Item 1.01. | Entry into a Material Definitive Agreement. |
The disclosure contained in Item 5.02 herein is incorporated by reference into this Item 1.01.
Item 5.02. | Departure of Directors or Certain Officers; Election of Directors; Appointment of Certain Officers; Compensatory Arrangements of Certain Officers. |
On February 21, 2023, Janus International Group, Inc. (the “Company”) announced the appointment of David Vanevenhoven as Chief Accounting Officer of the Company, effective as of February 20, 2023 (the “Effective Date”). Mr. Vanevenhoven will serve as the Company’s principal accounting officer effective following the Company’s release of its Annual Report on Form 10-K for the fiscal year ended December 31, 2022 and the corresponding release of 2022 fiscal year-end earnings.
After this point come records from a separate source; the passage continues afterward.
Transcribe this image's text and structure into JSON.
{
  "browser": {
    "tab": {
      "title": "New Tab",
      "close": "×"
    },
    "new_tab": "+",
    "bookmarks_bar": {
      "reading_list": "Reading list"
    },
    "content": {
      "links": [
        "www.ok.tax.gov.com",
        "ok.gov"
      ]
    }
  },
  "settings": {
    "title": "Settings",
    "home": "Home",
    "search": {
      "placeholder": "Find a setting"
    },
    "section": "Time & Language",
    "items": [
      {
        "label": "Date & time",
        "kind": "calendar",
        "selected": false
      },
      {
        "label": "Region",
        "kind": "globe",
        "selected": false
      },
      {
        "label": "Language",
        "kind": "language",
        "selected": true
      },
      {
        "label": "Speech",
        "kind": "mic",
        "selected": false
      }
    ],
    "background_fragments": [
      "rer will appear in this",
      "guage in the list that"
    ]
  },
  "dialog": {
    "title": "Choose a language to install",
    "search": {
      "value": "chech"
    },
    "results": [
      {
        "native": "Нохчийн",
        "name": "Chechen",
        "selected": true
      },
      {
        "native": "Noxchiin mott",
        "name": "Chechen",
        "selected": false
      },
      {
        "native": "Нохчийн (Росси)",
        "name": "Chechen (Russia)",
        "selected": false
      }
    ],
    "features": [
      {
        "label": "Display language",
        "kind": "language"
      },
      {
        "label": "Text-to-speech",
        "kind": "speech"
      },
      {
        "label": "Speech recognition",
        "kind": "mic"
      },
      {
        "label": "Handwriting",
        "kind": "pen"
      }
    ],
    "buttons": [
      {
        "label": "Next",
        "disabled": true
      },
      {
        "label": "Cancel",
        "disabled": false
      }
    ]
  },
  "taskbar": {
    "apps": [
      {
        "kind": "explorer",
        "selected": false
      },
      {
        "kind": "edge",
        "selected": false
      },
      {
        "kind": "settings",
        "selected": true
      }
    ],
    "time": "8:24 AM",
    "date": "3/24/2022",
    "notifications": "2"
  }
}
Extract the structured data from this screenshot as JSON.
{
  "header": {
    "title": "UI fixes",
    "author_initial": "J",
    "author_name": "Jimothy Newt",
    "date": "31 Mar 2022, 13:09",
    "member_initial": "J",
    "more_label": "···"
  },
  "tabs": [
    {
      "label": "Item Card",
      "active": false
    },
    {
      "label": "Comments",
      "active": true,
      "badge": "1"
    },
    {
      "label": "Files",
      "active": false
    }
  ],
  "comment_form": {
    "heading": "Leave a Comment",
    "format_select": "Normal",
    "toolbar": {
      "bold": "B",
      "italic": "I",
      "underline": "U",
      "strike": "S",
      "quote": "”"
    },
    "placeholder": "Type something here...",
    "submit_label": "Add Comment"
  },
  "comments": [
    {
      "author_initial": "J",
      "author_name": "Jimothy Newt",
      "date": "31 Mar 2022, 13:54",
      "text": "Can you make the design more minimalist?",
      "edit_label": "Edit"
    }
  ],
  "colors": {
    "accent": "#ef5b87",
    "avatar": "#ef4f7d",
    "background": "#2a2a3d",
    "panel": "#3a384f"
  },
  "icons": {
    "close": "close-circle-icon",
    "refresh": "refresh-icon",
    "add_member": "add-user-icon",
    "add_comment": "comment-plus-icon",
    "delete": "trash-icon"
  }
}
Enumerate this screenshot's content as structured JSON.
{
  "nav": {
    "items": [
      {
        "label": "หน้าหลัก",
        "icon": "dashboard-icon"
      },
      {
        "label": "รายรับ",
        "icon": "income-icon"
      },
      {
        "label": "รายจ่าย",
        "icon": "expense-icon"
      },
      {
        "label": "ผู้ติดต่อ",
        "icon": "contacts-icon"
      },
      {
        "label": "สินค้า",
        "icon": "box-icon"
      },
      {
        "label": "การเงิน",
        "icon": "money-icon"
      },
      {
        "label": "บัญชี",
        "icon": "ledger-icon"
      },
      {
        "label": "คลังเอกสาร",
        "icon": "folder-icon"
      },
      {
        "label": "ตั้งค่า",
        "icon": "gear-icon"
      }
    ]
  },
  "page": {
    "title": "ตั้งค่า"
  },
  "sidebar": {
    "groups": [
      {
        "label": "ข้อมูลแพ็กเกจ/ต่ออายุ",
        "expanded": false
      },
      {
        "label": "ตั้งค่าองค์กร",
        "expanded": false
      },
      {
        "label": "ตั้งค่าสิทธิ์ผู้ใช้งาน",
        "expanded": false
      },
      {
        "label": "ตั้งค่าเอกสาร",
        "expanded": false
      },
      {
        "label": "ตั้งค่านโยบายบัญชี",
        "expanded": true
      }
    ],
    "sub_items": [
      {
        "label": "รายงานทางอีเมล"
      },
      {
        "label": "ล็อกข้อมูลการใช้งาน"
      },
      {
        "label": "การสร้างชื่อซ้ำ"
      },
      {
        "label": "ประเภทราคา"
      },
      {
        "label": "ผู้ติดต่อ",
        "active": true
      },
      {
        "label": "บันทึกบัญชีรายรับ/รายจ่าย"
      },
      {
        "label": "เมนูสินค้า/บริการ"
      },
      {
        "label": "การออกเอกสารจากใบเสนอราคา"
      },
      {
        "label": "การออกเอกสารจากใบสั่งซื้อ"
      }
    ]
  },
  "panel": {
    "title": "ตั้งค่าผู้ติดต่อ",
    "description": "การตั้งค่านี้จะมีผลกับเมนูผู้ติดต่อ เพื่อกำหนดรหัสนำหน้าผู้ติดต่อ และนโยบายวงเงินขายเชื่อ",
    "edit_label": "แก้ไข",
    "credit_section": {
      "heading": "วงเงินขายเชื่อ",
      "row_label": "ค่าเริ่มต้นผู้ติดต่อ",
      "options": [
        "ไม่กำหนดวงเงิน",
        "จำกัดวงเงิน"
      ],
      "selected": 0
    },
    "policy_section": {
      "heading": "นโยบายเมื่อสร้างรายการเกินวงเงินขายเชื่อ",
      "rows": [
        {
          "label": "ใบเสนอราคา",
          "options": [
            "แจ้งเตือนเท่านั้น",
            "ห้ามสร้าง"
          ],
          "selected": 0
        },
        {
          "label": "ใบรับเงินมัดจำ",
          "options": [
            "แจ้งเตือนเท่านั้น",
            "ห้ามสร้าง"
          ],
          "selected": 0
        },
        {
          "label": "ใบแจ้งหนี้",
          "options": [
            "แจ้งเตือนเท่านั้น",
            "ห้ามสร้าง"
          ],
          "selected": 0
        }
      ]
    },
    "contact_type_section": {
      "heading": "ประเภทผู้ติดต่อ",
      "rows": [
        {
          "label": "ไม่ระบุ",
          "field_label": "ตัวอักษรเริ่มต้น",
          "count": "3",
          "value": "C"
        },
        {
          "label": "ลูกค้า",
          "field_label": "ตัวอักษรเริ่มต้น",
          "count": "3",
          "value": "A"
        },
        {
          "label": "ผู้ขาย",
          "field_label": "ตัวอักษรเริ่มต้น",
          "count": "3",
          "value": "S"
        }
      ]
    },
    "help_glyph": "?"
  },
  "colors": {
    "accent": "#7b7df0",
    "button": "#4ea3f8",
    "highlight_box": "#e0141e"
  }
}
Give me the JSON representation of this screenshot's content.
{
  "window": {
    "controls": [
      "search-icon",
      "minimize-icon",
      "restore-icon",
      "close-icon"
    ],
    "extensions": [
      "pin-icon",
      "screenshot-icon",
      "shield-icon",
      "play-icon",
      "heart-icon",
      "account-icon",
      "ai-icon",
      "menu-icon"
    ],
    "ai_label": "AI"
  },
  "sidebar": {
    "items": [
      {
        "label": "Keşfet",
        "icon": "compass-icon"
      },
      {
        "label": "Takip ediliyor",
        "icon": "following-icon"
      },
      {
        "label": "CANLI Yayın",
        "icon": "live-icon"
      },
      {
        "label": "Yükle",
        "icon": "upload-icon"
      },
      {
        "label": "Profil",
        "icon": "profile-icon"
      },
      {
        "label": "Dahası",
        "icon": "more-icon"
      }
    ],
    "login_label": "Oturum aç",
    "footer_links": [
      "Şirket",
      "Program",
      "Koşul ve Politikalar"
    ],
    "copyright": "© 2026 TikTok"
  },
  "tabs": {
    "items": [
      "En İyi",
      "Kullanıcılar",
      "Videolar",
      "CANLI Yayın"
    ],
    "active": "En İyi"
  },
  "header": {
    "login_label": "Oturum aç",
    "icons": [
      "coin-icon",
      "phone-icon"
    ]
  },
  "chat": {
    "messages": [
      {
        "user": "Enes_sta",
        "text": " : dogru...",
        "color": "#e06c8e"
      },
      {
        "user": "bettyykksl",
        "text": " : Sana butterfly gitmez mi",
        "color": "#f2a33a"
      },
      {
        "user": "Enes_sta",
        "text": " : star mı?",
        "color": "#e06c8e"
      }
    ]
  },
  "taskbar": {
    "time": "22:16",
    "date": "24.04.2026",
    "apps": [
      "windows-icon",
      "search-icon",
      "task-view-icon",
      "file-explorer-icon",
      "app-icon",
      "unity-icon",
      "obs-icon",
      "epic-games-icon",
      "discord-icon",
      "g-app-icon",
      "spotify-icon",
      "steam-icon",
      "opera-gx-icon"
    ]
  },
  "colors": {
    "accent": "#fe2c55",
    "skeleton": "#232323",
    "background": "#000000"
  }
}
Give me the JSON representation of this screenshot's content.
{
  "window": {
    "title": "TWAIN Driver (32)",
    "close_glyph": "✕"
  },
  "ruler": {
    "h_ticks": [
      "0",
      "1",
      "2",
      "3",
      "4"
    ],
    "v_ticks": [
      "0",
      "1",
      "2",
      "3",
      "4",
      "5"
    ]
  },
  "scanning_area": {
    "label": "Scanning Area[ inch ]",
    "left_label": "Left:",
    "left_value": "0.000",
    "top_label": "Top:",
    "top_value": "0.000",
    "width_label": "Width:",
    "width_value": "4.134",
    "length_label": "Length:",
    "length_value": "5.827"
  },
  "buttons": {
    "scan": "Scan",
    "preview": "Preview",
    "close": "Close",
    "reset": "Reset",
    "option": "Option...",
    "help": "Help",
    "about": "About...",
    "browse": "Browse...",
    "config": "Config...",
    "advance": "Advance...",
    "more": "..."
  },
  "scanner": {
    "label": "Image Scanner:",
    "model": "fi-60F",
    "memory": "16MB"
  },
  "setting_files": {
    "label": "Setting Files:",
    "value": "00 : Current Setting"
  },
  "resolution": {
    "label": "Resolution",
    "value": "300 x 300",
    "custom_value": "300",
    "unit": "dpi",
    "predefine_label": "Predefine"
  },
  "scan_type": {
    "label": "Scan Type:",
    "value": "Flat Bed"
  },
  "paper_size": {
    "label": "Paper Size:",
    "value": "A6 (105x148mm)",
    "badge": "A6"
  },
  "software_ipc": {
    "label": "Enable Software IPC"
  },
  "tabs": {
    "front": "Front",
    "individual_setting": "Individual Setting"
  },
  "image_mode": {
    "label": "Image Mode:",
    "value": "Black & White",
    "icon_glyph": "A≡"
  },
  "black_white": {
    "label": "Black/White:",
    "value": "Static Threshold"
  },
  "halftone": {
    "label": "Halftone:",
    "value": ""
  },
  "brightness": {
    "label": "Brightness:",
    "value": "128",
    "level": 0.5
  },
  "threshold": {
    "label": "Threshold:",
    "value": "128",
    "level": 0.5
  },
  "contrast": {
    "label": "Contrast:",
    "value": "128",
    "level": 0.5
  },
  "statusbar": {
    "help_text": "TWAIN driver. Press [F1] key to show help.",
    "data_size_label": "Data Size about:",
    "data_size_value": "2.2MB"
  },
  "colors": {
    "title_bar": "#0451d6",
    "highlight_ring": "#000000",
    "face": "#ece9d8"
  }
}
Mr. Vanevenhoven, age 39, brings an extensive background in technical accounting, financial reporting, integration of mergers and acquisitions, and back-office process improvement primarily within the manufacturing and industrial sector. Mr. Vanevenhoven joins Janus from Mirion Technologies (NYSE: MIR), where he served as the Global Controller from June 2019 until February 2023, and helped the company through numerous domestic and international transactions, including a successful SPAC transaction to become a publicly traded company. Prior to Mirion, Mr. Vanevenhoven worked for Fleet Farm, a KKR-owned portfolio company, from October 2016 until June 2019, where he navigated the transition from a family-held business to a portfolio company. Mr. Vanevenhoven began his career in public accounting where he became a Senior Manager at KPMG, serving private and public companies in the manufacturing sector. He is also a licensed CPA.
There are no arrangements or understandings between Mr. Vanevenhoven and any other person pursuant to which he was appointed as Chief Accounting Officer and principal accounting officer. There are no family relationships among any of the Company’s directors or executive officers and Mr. Vanevenhoven and there are no transactions between Mr. Vanevenhoven and the Company that would require disclosure under Item 404(a) of Regulation S-K.
On January 20, 2023, the Company entered into an employment offer letter agreement (the “Offer Letter”) with Mr. Vanevenhoven. Pursuant to the Offer Letter, Mr. Vanevenhoven will be eligible to participate in employee benefit plans and programs provided by the Company and entitled to the following compensation: (i) an annualized base salary of $260,000 per year; (ii) a one-time signing bonus of $30,000; (iii) eligibility to participate in a short term incentive program with an annual bonus with a target value of 25% of his annualized base salary; and (iv) eligibility to participate in the Company’s 2021 Omnibus Incentive Plan or such other equity incentive plan of the Company as may be in effect from time to time, under which he will receive a 2023 equity award comprised of restricted stock units with a grant date value of $50,000, subject to review and approval by the Company’s Compensation Committee at its next regularly scheduled meeting. If Mr. Vanevenhoven resigns for any reason within 12 months following the Effective Date, he shall repay the Company his sign-on bonus on a pro-rated basis. Additionally, Mr. Vanevenhoven has entered into the Company’s standard form restrictive covenant agreement.
Item 7.01. | Regulation FD Disclosure. |
On February 21, 2023, the Company issued a press release with respect to the appointment described in Item 5.02 of this Current Report on Form 8-K. The press release is included in this report as Exhibit 99.1 and is incorporated herein by reference. This information shall not be deemed to be “filed” for purposes of Section 18 of the Securities Exchange Act of 1934, as amended (the “Exchange Act”), or otherwise subject to the liabilities of that section, and is not incorporated by reference into any filing under the Securities Act of 1933, as amended, or the Exchange Act.